Les relations complexes liant l’appareil executif, législatif et les organes économiques pourraient complexifier le processus de négociation avec le Fonds Monétaire International, estiment les observateurs, alors qu’une délégation de l’institution internationale a rencontré le président de la république, le général Michel Aoun.

Le chef de l’état a estimé, lors de cette réunion, que le FMI sera en contact permanent avec les responsables libanais, “pour parvenir à un consensus sur les termes du plan de réforme qui permettra progressivement d’atteindre la reprise économique promis”. Il s’agira aussi d’accorder les priorités nécessaires aux questions sociales et de santé, lutter contre la pauvreté et procéder à la réforme des infrastructures du pays, telles que l’électricité, les communications et la réhabilitation du port de Beyrouth, ainsi que la mise en place des projets hydrauliques, industriels et agricoles.
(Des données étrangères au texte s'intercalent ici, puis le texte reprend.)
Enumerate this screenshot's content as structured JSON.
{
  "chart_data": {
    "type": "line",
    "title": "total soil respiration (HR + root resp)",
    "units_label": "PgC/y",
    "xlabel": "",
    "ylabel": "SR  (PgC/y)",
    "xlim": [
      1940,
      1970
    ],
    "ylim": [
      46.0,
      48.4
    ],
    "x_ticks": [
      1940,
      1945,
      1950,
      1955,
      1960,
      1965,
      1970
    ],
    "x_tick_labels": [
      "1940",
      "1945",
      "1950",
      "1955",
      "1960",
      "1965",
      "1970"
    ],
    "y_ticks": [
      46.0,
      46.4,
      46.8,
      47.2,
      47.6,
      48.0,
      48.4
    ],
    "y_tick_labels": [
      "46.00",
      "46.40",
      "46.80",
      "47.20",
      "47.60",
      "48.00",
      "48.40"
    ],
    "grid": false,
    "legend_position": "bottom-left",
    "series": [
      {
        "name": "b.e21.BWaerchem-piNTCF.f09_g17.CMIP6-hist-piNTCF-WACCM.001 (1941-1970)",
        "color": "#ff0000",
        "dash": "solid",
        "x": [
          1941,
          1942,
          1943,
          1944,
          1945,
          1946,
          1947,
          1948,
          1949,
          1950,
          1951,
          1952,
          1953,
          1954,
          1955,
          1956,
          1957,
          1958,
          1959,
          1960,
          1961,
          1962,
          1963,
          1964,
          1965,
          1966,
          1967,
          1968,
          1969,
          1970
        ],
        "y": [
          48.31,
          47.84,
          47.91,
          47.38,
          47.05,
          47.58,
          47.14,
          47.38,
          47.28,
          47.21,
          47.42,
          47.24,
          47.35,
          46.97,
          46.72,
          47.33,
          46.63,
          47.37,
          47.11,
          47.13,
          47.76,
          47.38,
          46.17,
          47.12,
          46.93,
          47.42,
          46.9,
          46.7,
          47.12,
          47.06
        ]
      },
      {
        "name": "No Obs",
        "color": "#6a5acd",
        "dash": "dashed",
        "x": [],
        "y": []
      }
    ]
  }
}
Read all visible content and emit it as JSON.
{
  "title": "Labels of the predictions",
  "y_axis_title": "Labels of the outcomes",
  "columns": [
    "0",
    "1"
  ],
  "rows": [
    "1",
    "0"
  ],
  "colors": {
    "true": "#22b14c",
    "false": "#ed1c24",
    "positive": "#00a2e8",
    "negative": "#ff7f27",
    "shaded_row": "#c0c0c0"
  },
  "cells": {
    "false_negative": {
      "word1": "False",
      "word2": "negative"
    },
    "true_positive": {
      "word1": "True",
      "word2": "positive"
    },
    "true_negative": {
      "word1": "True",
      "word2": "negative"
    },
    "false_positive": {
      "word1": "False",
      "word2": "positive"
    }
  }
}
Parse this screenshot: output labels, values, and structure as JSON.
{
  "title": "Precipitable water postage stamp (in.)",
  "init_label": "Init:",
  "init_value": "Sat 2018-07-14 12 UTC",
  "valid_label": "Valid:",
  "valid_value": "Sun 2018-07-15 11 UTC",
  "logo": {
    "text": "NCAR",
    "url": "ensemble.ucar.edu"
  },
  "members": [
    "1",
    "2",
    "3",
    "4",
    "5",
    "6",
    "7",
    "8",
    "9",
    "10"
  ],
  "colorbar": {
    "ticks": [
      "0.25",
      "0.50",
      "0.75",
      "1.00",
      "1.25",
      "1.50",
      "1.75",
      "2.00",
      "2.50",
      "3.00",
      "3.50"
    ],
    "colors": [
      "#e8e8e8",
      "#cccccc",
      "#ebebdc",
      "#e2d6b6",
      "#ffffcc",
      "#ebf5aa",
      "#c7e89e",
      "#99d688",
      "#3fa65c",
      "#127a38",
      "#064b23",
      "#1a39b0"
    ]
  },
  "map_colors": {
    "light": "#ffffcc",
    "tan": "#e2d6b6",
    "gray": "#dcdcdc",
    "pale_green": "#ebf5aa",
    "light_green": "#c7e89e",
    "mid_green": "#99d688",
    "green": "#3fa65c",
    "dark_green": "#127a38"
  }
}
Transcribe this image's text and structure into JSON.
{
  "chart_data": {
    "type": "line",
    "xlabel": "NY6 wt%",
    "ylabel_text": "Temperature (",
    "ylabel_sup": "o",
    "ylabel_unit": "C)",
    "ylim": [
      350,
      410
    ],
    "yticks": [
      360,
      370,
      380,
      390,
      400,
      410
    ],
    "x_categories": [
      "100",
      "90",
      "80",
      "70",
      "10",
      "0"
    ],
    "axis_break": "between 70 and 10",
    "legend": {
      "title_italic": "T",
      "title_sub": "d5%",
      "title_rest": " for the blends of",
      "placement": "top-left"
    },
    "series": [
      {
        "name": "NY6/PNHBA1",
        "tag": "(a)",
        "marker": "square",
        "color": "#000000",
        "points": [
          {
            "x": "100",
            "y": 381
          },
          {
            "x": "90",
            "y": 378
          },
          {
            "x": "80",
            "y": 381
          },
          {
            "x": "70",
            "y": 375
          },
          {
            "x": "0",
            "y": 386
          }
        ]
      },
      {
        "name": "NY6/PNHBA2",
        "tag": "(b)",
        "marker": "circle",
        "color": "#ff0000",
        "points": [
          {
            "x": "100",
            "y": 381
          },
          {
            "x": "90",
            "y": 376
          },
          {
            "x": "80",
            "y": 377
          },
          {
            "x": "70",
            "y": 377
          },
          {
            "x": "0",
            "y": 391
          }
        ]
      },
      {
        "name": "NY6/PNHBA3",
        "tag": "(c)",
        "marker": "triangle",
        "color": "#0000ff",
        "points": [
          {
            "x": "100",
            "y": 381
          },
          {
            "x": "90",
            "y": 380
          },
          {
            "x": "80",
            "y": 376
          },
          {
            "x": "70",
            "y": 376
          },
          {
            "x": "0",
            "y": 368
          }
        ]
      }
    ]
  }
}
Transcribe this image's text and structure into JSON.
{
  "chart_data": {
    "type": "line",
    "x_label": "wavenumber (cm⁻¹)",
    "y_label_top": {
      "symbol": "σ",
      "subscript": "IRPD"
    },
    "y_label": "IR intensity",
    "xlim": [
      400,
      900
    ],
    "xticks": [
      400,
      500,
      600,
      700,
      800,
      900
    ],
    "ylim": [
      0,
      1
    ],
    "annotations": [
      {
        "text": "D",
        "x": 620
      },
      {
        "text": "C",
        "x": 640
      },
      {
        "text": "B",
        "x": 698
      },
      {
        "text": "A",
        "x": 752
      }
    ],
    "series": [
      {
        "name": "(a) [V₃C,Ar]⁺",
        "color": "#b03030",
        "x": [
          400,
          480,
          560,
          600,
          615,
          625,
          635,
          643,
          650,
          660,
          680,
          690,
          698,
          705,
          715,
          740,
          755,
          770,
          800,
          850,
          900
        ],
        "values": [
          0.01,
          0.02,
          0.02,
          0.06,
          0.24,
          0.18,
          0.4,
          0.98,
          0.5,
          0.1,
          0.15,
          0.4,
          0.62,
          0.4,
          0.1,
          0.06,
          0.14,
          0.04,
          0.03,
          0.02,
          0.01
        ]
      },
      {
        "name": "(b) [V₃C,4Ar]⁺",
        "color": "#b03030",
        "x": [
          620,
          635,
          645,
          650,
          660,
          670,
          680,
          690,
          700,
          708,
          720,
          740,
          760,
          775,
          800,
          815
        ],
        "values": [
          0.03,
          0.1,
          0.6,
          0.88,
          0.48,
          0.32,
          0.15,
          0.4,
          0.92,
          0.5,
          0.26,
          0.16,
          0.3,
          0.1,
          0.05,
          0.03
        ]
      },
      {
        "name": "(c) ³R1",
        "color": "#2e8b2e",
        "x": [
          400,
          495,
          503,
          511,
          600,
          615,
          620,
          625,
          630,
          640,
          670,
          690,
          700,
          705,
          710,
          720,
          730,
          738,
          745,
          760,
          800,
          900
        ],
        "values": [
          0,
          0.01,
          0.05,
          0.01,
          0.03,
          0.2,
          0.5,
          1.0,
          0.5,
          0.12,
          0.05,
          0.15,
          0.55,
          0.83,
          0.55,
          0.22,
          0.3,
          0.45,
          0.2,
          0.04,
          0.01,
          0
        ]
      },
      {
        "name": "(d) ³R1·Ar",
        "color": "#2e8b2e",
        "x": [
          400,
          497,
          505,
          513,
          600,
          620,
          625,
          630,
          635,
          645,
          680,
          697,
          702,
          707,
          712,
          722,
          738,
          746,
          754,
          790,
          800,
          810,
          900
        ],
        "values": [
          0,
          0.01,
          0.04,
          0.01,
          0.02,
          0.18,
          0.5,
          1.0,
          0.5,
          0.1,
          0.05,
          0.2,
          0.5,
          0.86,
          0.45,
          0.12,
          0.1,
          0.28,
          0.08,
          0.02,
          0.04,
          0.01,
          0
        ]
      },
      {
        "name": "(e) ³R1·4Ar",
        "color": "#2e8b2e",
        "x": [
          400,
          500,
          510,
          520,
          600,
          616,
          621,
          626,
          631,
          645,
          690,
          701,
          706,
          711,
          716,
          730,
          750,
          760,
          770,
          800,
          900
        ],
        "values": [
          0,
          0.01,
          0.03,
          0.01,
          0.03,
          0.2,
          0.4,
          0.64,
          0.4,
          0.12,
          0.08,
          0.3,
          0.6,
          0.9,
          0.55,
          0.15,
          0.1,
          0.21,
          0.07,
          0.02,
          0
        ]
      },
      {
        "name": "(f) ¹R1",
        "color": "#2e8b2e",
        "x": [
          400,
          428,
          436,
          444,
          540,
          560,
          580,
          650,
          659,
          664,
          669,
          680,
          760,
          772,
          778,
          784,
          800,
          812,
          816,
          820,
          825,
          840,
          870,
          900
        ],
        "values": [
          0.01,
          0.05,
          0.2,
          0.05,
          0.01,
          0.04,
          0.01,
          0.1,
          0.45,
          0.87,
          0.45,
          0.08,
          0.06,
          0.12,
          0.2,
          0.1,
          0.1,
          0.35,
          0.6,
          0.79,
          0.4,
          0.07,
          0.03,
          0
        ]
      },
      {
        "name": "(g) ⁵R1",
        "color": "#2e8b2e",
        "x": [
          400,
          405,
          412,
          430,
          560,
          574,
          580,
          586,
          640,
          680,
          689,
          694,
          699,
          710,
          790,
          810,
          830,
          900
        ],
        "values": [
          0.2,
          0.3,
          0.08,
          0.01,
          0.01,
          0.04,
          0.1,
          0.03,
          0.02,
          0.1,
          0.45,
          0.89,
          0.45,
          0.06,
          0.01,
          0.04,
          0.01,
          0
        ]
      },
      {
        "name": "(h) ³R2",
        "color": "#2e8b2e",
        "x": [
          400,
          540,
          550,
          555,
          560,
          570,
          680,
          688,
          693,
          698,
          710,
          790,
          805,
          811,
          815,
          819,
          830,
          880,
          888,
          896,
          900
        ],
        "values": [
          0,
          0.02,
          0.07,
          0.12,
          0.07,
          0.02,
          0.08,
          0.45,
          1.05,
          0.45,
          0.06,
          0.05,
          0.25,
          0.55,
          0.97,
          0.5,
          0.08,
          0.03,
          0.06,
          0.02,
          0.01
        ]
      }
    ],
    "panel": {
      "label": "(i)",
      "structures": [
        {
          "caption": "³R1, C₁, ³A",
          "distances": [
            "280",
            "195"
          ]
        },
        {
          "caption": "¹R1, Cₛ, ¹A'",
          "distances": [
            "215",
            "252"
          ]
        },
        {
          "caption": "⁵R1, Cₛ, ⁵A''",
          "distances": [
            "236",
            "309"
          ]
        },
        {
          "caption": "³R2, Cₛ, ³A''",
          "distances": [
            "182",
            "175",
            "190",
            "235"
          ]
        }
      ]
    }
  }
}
Le général Aoun a noté que l’audit juricomptable des comptes de la Banque du Liban se poursuit actuellement alors que le président de la chambre aurait saboté la session parlementaire qui aurait dû décider de la prolongation d’une année de la levée du secret bancaire.

Côté FMI, ses responsables ont exprimé leur volonté d’aider le Liban, soulignant que le programme à mettre en place “nécessite des efforts concertés de tous les gouvernements et parties et un consensus entre elles pour soutenir le plan économique.”

Pour sa part, alors que les négociations avec le FMI devraient bientôt être relancées, des sources proches de celui-ci font part de leurs inquiétudes notant que le parlement a adopté un texte lié au contrôle des capitaux au bout de 2 ans. Ce délai, considéré comme important, fait craindre que les projets discutés avec le FMI puissent nécessiter de longues négociations avec le parlement. Par ailleurs, le texte serait aussi incompatible avec le plan de sauvetage préparé actuellement avec le FMI, démontrant l’absence de coordination entre nécessités économiques, gouvernement et parlement.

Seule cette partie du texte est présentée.